Hajime Moriyasu, Japan
Moriyasu is the definition of smart. From his polished dress shoes to his French cuffs to his three-piece suit, he is undoubtedly one of the sharpest managers out there. It’s no surprise that his coaching style is equally astute, as he wisely leads through learning from others.
Gregg Berhalter, USA
What would you expect from the American coach other than a street style sideline display. I’m not complaining though; this graphic Nike T-shirt and khaki ensemble is paired with Air Jordans. In fact, he donned a different pair of sneakers in each of the U.S. team’s matches, and I’m pretty confident had they continued on, there would not have been any rewearing. It’s similar to his coaching—he wanted the world to see the U.S. as a cutting-edge team, and this shows in his innovative fashion.
Gareth Southgate, England
Ah yes, Sir Southgate, whose style has actually seen its own revolution this year. His iconic three-piece suit and notorious waistcoat have been traded in for a knitted front-zip cream sweater, a tailored navy blazer, and burgundy socks to complete the full flag of colors.

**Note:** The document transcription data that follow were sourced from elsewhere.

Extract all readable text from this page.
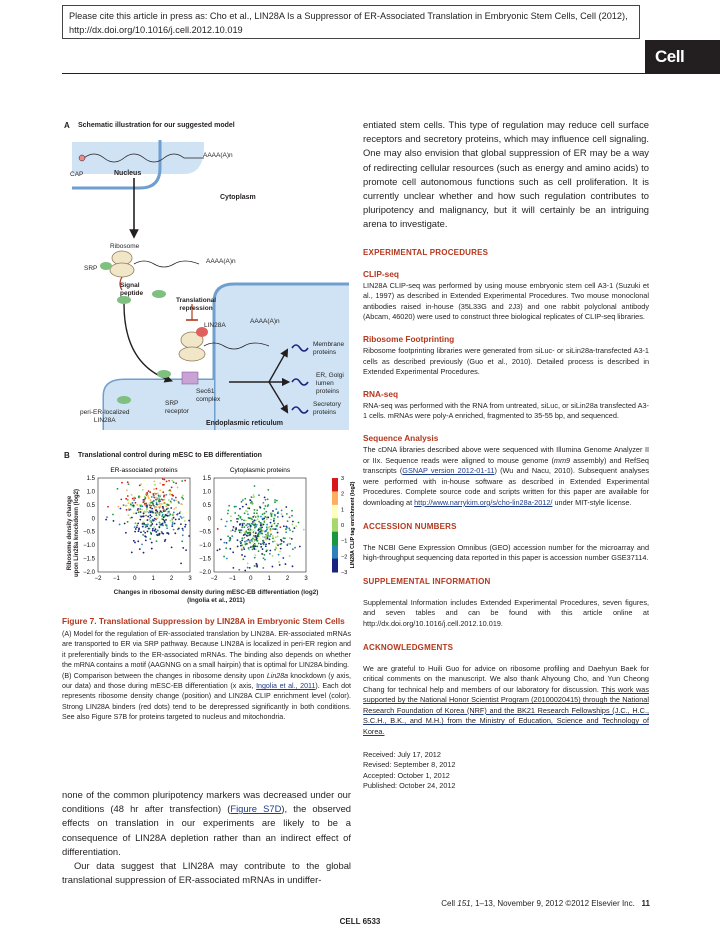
Please cite this article in press as: Cho et al., LIN28A Is a Suppressor of ER-Associated Translation in Embryonic Stem Cells, Cell (2012),
http://dx.doi.org/10.1016/j.cell.2012.10.019
Cell
A Schematic illustration for our suggested model
CAP
AAAA(A)n
Nucleus
Cytoplasm
Ribosome
AAAA(A)n
SRP
Signal
peptide
Translational
repression
LIN28A
AAAA(A)n
Membrane
proteins
ER, Golgi
lumen
proteins
Secretory
proteins
Sec61
complex
SRP
receptor
peri-ER-localized
LIN28A	Endoplasmic reticulum
B Translational control during mESC to EB differentiation
Ribosome density change
upon Lin28a knockdown (log2)
ER-associated proteins
1.5
1.0
0.5
0
−0.5
−1.0
−1.5
−2.0
−2 −1 0	1	2	3
Cytoplasmic proteins
1.5
1.0
0.5
0
−0.5
−1.0
−1.5
−2.0
−2 −1 0	1	2	3
3
2
1
0
−1
−2
−3
LIN28A CLIP tag enrichment (log2)
Changes in ribosomal density during mESC-EB differentiation (log2)
(Ingolia et al., 2011)
Figure 7. Translational Suppression by LIN28A in Embryonic Stem Cells
(A) Model for the regulation of ER-associated translation by LIN28A. ER-associated mRNAs are transported to ER via SRP pathway. Because LIN28A is localized in peri-ER region and it preferentially binds to the ER-associated mRNAs. The binding also depends on whether the mRNA contains a motif (AAGNNG on a small hairpin) that is optimal for LIN28A binding.
(B) Comparison between the changes in ribosome density upon Lin28a knockdown (y axis, our data) and those during mESC-EB differentiation (x axis, Ingolia et al., 2011). Each dot represents ribosome density change (position) and LIN28A CLIP enrichment level (color). Strong LIN28A binders (red dots) tend to be derepressed significantly in both conditions. See also Figure S7B for proteins targeted to nucleus and mitochondria.
none of the common pluripotency markers was decreased under our conditions (48 hr after transfection) (Figure S7D), the observed effects on translation in our experiments are likely to be a consequence of LIN28A depletion rather than an indirect effect of differentiation.
Our data suggest that LIN28A may contribute to the global translational suppression of ER-associated mRNAs in undiffer-
entiated stem cells. This type of regulation may reduce cell surface receptors and secretory proteins, which may influence cell signaling. One may also envision that global suppression of ER may be a way of redirecting cellular resources (such as energy and amino acids) to promote cell autonomous functions such as cell proliferation. It is currently unclear whether and how such regulation contributes to pluripotency and malignancy, but it will certainly be an intriguing arena to investigate.
EXPERIMENTAL PROCEDURES
CLIP-seq
LIN28A CLIP-seq was performed by using mouse embryonic stem cell A3-1 (Suzuki et al., 1997) as described in Extended Experimental Procedures. Two mouse monoclonal antibodies raised in-house (35L33G and 2J3) and one rabbit polyclonal antibody (Abcam, 46020) were used to construct three biological replicates of CLIP-seq libraries.
Ribosome Footprinting
Ribosome footprinting libraries were generated from siLuc- or siLin28a-transfected A3-1 cells as described previously (Guo et al., 2010). Detailed process is described in Extended Experimental Procedures.
RNA-seq
RNA-seq was performed with the RNA from untreated, siLuc, or siLin28a transfected A3-1 cells. mRNAs were poly-A enriched, fragmented to 35-55 bp, and sequenced.
Sequence Analysis
The cDNA libraries described above were sequenced with Illumina Genome Analyzer II or IIx. Sequence reads were aligned to mouse genome (mm9 assembly) and RefSeq transcripts (GSNAP version 2012-01-11) (Wu and Nacu, 2010). Subsequent analyses were performed with in-house software as described in Extended Experimental Procedures. Complete source code and scripts written for this paper are available for downloading at http://www.narrykim.org/s/cho-lin28a-2012/ under MIT-style license.
ACCESSION NUMBERS
The NCBI Gene Expression Omnibus (GEO) accession number for the microarray and high-throughput sequencing data reported in this paper is accession number GSE37114.
SUPPLEMENTAL INFORMATION
Supplemental Information includes Extended Experimental Procedures, seven figures, and seven tables and can be found with this article online at http://dx.doi.org/10.1016/j.cell.2012.10.019.
ACKNOWLEDGMENTS
We are grateful to Huili Guo for advice on ribosome profiling and Daehyun Baek for critical comments on the manuscript. We also thank Ahyoung Cho, and Yun Cheong Chang for technical help and members of our laboratory for discussion. This work was supported by the National Honor Scientist Program (20100020415) through the National Research Foundation of Korea (NRF) and the BK21 Research Fellowships (J.C., H.C., S.C.H., B.K., and M.H.) from the Ministry of Education, Science and Technology of Korea.
Received: July 17, 2012
Revised: September 8, 2012
Accepted: October 1, 2012
Published: October 24, 2012
Cell 151, 1–13, November 9, 2012 ©2012 Elsevier Inc. 11
CELL 6533
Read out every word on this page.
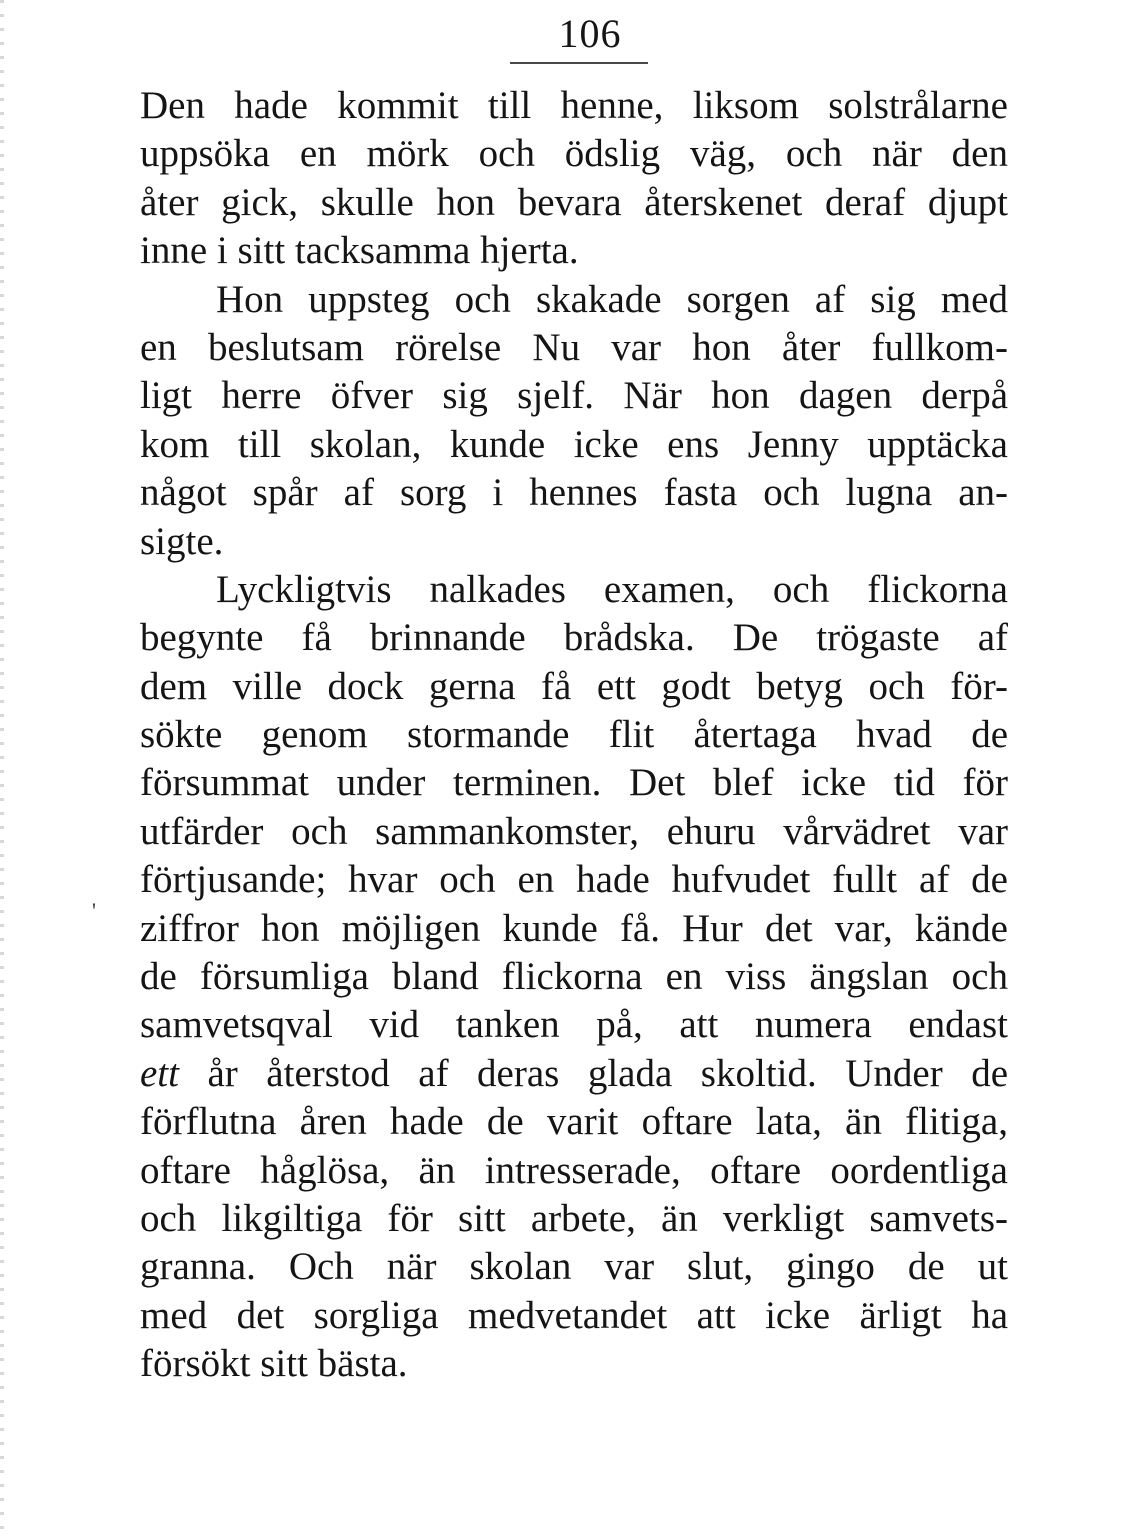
106
'
Den hade kommit till henne, liksom solstrålarne
uppsöka en mörk och ödslig väg, och när den
åter gick, skulle hon bevara återskenet deraf djupt
inne i sitt tacksamma hjerta.
Hon uppsteg och skakade sorgen af sig med
en beslutsam rörelse Nu var hon åter fullkom-
ligt herre öfver sig sjelf. När hon dagen derpå
kom till skolan, kunde icke ens Jenny upptäcka
något spår af sorg i hennes fasta och lugna an-
sigte.
Lyckligtvis nalkades examen, och flickorna
begynte få brinnande brådska. De trögaste af
dem ville dock gerna få ett godt betyg och för-
sökte genom stormande flit återtaga hvad de
försummat under terminen. Det blef icke tid för
utfärder och sammankomster, ehuru vårvädret var
förtjusande; hvar och en hade hufvudet fullt af de
ziffror hon möjligen kunde få. Hur det var, kände
de försumliga bland flickorna en viss ängslan och
samvetsqval vid tanken på, att numera endast
ett år återstod af deras glada skoltid. Under de
förflutna åren hade de varit oftare lata, än flitiga,
oftare håglösa, än intresserade, oftare oordentliga
och likgiltiga för sitt arbete, än verkligt samvets-
granna. Och när skolan var slut, gingo de ut
med det sorgliga medvetandet att icke ärligt ha
försökt sitt bästa.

He has ditched his tie and done away with the suit in favor of a more informal approach, much like that of his coaching.
Luis Enrique, Spain
Enrique is known for having a frame that flatters anything. He doesn’t care what people think of what he wears (or how he coaches), and he pretty much gets away with wearing anything. Forgoing the suit and the tracksuit boxes, Enrique is a bit of an outlier, occasionally even sporting cargo pants with a tucked-in polo. His World Cup chino and Sambas fit is exactly what men are strutting about the West Village in, and we can’t help but condone this look.
Rigobert Song, Cameroon
This man gives us straight-up rockstar vibes. His coaching style is as entertaining as his clothes; there is a sense of performance about both. A baseball cap and beaded bracelets add his own flair to the fit, and the dress shoes are a clean choice. Qatar Fashion Week’s leading male model right here.
Didier Deschamps, France
Deschamps doesn’t really have to do much, but it doesn’t matter. With a blue oxford under a blue suit jacket, he stays loyal to his team. The defending World Cup champion doesn’t feel the need to be flashy, on or off the field. I’m not speaking for Mbappe and the rest of the French, though.
Aliou Cisse, Senegal
A man that sticks to his principles. Comfort first, there’s still something classy about this groutfit that Cisse pulls out. Maybe it’s the confidence that he wears it with, or the distinguished white Nikes. Whatever it is, he is smashing it. Also, I need this Puma x Senegal National Team collab now.